Texas Slave Narratives

Texas Slave Narrative

  James Woorling Slave Owner

James G. Woorling , of Fort Worth, Texas, tells the story of Uncle Dave , one of the slaves that belonged to Mr. Woorling's father, who owned a large plantation near Point, in Rains County, Texas. The story relates how Uncle Dave provided for his family after they were freed, and is valuable as an example of how many ex-slaves managed to secure a foothold in a world for which slavery had not prepared them.

During pre-war days my father owned a plantation near Point, in Rains County, as well as a large number of slaves, including one Uncle Dave . After the Negroes were emancipated, my father placed a large number of them on tracts of land within the plantation and furnished them with a mule team, a few sheep, some chickens, and the implements needed to cultivate the land. The Negroes were privileged to occupy the land for seven years and to keep whatever they made during that time. After the expiration of the seven years they were to pay in money er percentage of crops for the use of the land. This plan was followed by a number of plantation owners. Uncle Dave was an exceptional Negro. He was a natural mechanic, but could do carpenter work, blacksmithing, shoemaking and many other things equally well. We was a good manager, frugal and industrious, and it is doubtful if he paid out $50.00 in a year's time for food, clothing and other necessities during the seven years that he lived on the seventy-five acres on our plantation. He never bought a horsecollar, but made them himself, shaping them to prevent galling and packing them with corn husks. He made the homes from oak timber and made the metal accessories. The shoes for Dave's family he made from hides of animals slaughtered for the meat supply. About the only farm implements he bought were these that required high grade steel. Aunt Julia . his wife. did her part. She was adept at cooking and preserving, and knew how to cure meat. Salt and spices were purchased, but they raised barley and roasted it. to use in the place of tea or coffee. They raised sugar and ribbon cane and made their own sugar and molasses. Aunt Julia told father that eggs were traded for any articles of food that could not be obtained from the farm.
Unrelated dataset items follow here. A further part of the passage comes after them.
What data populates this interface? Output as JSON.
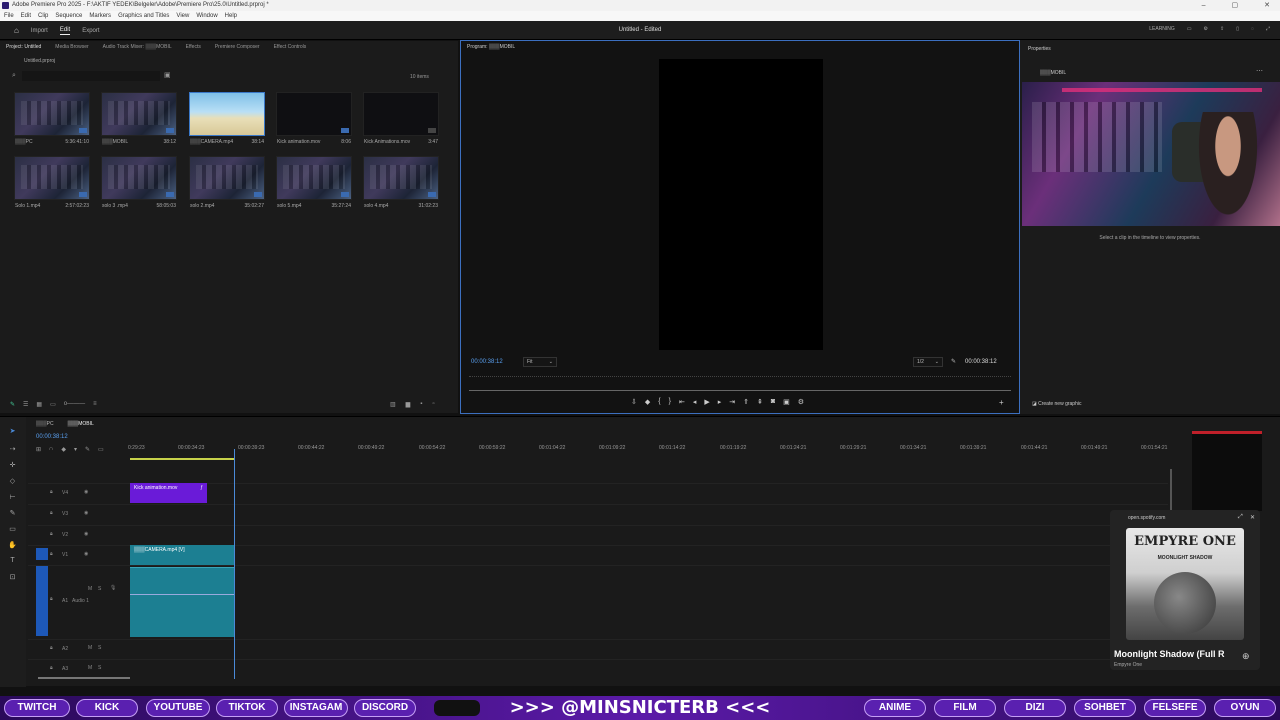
{
  "titlebar": {
    "title": "Adobe Premiere Pro 2025 - F:\\AKTIF YEDEK\\Belgeler\\Adobe\\Premiere Pro\\25.0\\Untitled.prproj *"
  },
  "menu": [
    "File",
    "Edit",
    "Clip",
    "Sequence",
    "Markers",
    "Graphics and Titles",
    "View",
    "Window",
    "Help"
  ],
  "header": {
    "nav": [
      "Import",
      "Edit",
      "Export"
    ],
    "active": "Edit",
    "doc_title": "Untitled - Edited",
    "learning": "LEARNING"
  },
  "project": {
    "tabs": [
      "Project: Untitled",
      "Media Browser",
      "Audio Track Mixer: ▒▒▒MOBIL",
      "Effects",
      "Premiere Composer",
      "Effect Controls"
    ],
    "path": "Untitled.prproj",
    "count": "10 items",
    "items": [
      {
        "name": "▒▒▒PC",
        "dur": "5:36:41:10"
      },
      {
        "name": "▒▒▒MOBIL",
        "dur": "38:12"
      },
      {
        "name": "▒▒▒CAMERA.mp4",
        "dur": "38:14"
      },
      {
        "name": "Kick animation.mov",
        "dur": "8:06"
      },
      {
        "name": "Kick Animations.mov",
        "dur": "3:47"
      },
      {
        "name": "Solo 1.mp4",
        "dur": "2:57:02:23"
      },
      {
        "name": "solo 3 .mp4",
        "dur": "58:05:03"
      },
      {
        "name": "solo 2.mp4",
        "dur": "35:02:27"
      },
      {
        "name": "solo 5.mp4",
        "dur": "35:27:24"
      },
      {
        "name": "solo 4.mp4",
        "dur": "31:02:23"
      }
    ]
  },
  "monitor": {
    "tab": "Program: ▒▒▒MOBIL",
    "timecode_left": "00:00:38:12",
    "fit": "Fit",
    "quality": "1/2",
    "timecode_right": "00:00:38:12"
  },
  "properties": {
    "title": "Properties",
    "sequence": "▒▒▒MOBIL",
    "hint": "Select a clip in the timeline to view properties.",
    "create_graphic": "Create new graphic"
  },
  "timeline": {
    "tabs": [
      "▒▒▒PC",
      "▒▒▒MOBIL"
    ],
    "timecode": "00:00:38:12",
    "ruler": [
      "0:29:23",
      "00:00:34:23",
      "00:00:39:23",
      "00:00:44:22",
      "00:00:49:22",
      "00:00:54:22",
      "00:00:59:22",
      "00:01:04:22",
      "00:01:09:22",
      "00:01:14:22",
      "00:01:19:22",
      "00:01:24:21",
      "00:01:29:21",
      "00:01:34:21",
      "00:01:39:21",
      "00:01:44:21",
      "00:01:49:21",
      "00:01:54:21"
    ],
    "tracks": [
      "V4",
      "V3",
      "V2",
      "V1",
      "A1",
      "A2",
      "A3"
    ],
    "audio_label": "Audio 1",
    "clips": {
      "kick": "Kick animation.mov",
      "camera": "▒▒▒CAMERA.mp4 [V]"
    }
  },
  "spotify": {
    "url": "open.spotify.com",
    "album_title": "EMPYRE ONE",
    "album_sub": "MOONLIGHT SHADOW",
    "song": "Moonlight Shadow (Full R",
    "artist": "Empyre One"
  },
  "bar": {
    "left": [
      "TWITCH",
      "KICK",
      "YOUTUBE",
      "TIKTOK",
      "INSTAGAM",
      "DISCORD"
    ],
    "center": ">>> @MINSNICTERB <<<",
    "right": [
      "ANIME",
      "FILM",
      "DIZI",
      "SOHBET",
      "FELSEFE",
      "OYUN"
    ]
  },
  "colors": {
    "accent": "#3c6fbf",
    "kick_clip": "#6a1bd8",
    "camera_clip": "#1c7f92",
    "bar": "#5a20b0"
  }
}
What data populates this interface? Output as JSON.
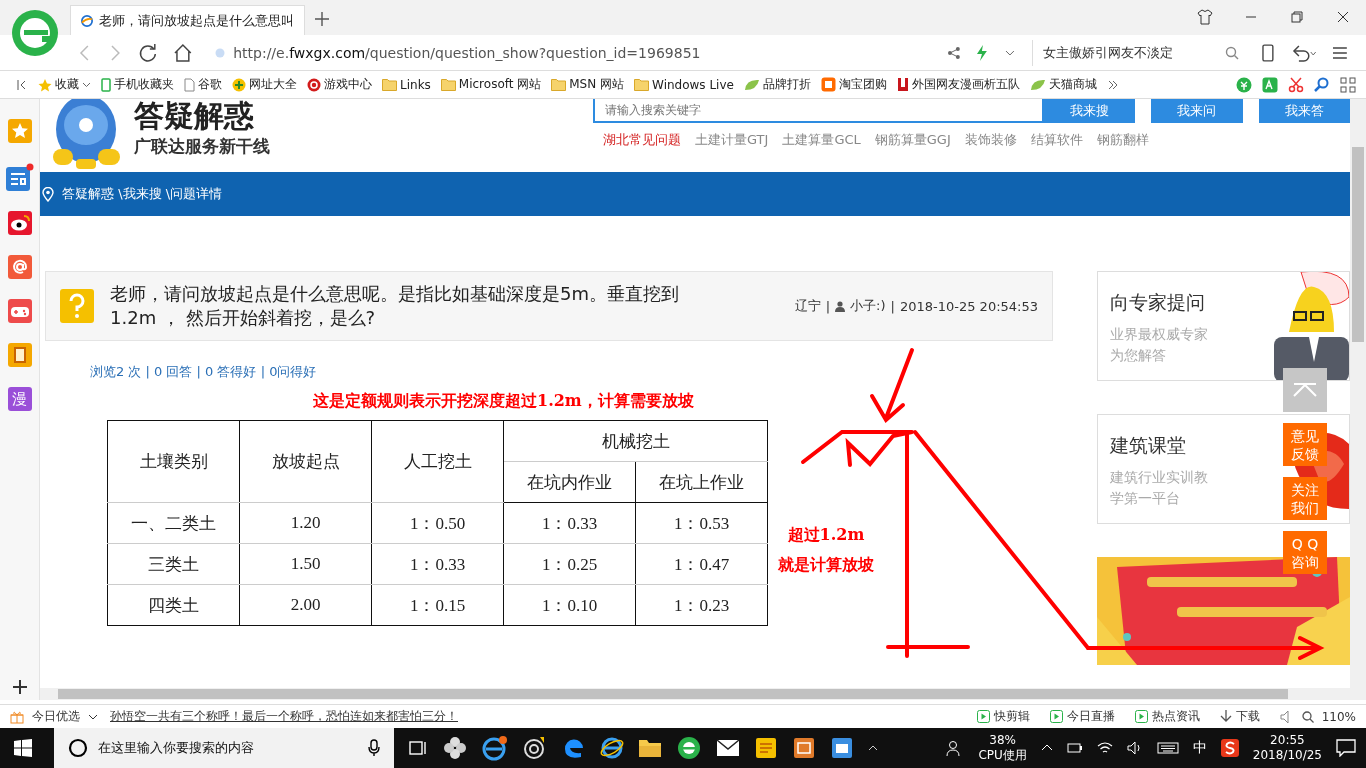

Following the Civil War the production of cloth by power driven machines enabled manufacturers to sell cloth at a price that did not warrant continuance of the hand method. But that did not interest Dave and Julia . They had a spinning wheel and a loom made by Uncle Dave himself, and they made all the cloth needed by the family, dying it with the bark of blackoak, cherry or other trees. When the seven year period ended, my father thought that Uncle Dave would stay on the land. He had cleared it, built a house and barn and other structures, which all belonged to my father under the agreement. But Uncle Dave was not interested in renting the land. He had saved enough money to buy a thousand acres between the towns of Point and Emery. He built a house and barn and moved his family. Uncle Dave came home one day from a trip to town with a load of cotton. He had a ten gallon keg, which he painted black. He cut a slit in the side of the keg and made a plug for the hole and told Julia the keg was to hold his surplus cash. Uncle Dave hid the keg and during the next twenty years refused to tell his wife, children or anyone else where it was. It is obvious that all the money he received for his crops, except a small sum, was surplus. Julia often asked Uncle Dave to tell her where the keg was, and told my father that Uncle Dave had not been well and she feared the possibility of his dying without disclosing the secret. Not long after, Uncle Dave was found dead one morning. Money was needed for funeral expenses, but the keg could not be found and Julia had to borrow the required amount. The family searched first in the more likely locations, then made a minute search of the whole place, but the keg was never found. On Uncle Dave's farm a fortune is cached. The keg must have long ago disintegrated, but the gold and silver money, the savings of twenty years, remain in their hiding place.